The apex court observed that the allegations against the man are very serious and as of today, the victim’s statement recorded under section 164 of the Code of Criminal Procedure (CrPC) is against him.
A vacation bench of Justices M R Shah and Aniruddha Bose was hearing a petition against the May this year order of the Calcutta High Court, which had rejected the man’s plea seeking anticipatory bail in the case lodged in West Bengal.
The case was lodged in October last year for the alleged offenses, including that cheating and criminal intimidation under the Indian Penal Code (IPC) and the relevant provisions of the POCSO Act, 2012.
”You do such an activity, we don’t tolerate. In our society, we don’t take a photograph of a young girl and then threaten,” the top court observed.
The counsel appearing for the man told the bench that he had joined the investigation and is cooperating in the probe. ”How can you take a nude photograph and then threaten?,” the top court said, adding, ”As of today, the 164 (of CrPC) statement is against you. There are very serious allegations.” The council said there is no allegation against the man that he has not cooperated in the investigation.

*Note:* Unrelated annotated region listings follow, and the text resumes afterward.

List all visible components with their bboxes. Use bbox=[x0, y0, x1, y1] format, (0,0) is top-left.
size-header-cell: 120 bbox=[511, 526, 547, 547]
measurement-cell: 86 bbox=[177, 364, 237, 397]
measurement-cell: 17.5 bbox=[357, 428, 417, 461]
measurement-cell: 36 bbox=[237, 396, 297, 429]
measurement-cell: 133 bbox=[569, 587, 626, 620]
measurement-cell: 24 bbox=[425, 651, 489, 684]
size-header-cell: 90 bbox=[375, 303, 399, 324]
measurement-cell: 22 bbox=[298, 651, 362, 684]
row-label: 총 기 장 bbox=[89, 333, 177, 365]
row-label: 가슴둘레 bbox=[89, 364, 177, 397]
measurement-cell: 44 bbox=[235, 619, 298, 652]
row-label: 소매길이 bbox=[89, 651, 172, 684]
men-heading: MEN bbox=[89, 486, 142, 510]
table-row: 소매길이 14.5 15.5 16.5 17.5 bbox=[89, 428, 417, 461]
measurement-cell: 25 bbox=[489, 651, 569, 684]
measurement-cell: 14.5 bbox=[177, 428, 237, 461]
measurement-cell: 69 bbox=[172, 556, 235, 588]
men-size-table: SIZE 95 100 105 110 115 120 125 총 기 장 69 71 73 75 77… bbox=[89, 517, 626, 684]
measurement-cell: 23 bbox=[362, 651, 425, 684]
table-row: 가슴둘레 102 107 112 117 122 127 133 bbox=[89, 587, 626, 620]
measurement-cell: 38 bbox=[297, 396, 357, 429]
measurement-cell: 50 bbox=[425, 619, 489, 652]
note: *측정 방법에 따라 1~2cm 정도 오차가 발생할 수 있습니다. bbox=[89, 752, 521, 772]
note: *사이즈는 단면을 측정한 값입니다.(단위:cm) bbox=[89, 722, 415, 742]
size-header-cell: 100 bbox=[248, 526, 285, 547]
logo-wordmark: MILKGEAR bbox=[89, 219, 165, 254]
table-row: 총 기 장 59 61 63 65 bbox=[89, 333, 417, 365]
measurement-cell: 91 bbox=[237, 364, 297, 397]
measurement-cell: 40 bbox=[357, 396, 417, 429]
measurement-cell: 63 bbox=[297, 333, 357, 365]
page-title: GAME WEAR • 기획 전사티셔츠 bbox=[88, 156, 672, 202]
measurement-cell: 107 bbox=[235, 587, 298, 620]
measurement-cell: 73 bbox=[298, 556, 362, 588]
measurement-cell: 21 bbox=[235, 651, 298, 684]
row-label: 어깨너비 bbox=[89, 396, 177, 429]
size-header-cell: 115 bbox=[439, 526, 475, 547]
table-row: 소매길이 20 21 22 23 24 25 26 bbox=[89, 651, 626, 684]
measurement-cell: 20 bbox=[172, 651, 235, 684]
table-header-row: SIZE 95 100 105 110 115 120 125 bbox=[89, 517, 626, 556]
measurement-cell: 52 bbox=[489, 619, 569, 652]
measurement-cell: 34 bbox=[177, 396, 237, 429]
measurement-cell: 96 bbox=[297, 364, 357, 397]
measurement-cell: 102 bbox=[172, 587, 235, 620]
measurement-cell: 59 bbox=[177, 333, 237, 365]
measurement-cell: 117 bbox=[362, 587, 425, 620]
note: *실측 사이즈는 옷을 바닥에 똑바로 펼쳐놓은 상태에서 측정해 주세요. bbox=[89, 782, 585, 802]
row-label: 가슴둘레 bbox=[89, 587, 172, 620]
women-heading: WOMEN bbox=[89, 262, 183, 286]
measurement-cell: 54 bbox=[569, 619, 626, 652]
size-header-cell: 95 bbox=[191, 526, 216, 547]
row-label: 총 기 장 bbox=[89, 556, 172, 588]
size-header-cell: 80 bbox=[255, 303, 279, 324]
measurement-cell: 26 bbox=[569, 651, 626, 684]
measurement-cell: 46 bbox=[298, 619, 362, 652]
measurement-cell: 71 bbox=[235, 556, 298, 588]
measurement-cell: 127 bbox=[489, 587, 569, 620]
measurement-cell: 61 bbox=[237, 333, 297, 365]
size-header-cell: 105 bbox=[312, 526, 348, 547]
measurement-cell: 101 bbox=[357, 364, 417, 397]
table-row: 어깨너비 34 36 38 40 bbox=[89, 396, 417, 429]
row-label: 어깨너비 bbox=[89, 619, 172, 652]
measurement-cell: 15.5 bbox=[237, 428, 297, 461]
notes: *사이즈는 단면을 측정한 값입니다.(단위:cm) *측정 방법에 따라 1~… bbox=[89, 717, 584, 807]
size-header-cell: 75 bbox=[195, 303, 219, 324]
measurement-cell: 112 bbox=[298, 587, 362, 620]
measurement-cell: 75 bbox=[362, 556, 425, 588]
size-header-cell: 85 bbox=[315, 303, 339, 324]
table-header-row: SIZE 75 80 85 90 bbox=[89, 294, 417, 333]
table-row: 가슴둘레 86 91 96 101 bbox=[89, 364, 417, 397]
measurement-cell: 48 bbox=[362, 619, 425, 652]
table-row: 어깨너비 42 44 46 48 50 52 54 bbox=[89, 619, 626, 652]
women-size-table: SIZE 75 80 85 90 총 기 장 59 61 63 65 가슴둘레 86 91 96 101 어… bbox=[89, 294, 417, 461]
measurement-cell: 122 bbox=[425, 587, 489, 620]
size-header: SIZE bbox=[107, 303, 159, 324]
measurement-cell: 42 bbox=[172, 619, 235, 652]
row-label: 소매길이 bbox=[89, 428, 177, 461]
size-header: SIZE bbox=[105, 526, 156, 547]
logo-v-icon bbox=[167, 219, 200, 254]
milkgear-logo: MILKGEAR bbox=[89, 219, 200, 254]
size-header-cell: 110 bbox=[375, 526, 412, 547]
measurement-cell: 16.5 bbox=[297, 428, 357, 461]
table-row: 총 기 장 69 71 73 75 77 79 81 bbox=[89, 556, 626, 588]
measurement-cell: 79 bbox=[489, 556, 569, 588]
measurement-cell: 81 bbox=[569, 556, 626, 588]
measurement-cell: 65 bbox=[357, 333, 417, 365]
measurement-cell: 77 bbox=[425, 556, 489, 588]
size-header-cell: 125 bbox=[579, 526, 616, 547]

The advocate argued that the man is ready to cooperate in every way and is ready to abide by any condition that the apex court may impose upon him.
”Sorry. Rejected,” the bench orally said.
The man had earlier approached the high court seeking anticipatory bail claiming that he has been falsely implicated in the case.
The counsel appearing for the state had argued before the high court that the de-facto complainant alleges wrongdoings to her while she was minor and there is a statement of the victim recorded under section 164 of the CrPC before a magistrate to such an effect.
The lawyer appearing for the de-facto complainant had contended before the high court that the petitioner was in a relationship with the victim while she was a minor and her offensive photographs and videography were taken by him.
”There is a statement of the victim recorded under section 164 of the Criminal Procedure Code. There are money transactions between the victim, the de-facto complainant on one part, and the petitioner,” the high court had noted in its order.
”Considering the entirety of the materials in the case diary, we are unable to grant anticipatory bail to the petitioner,” it had said.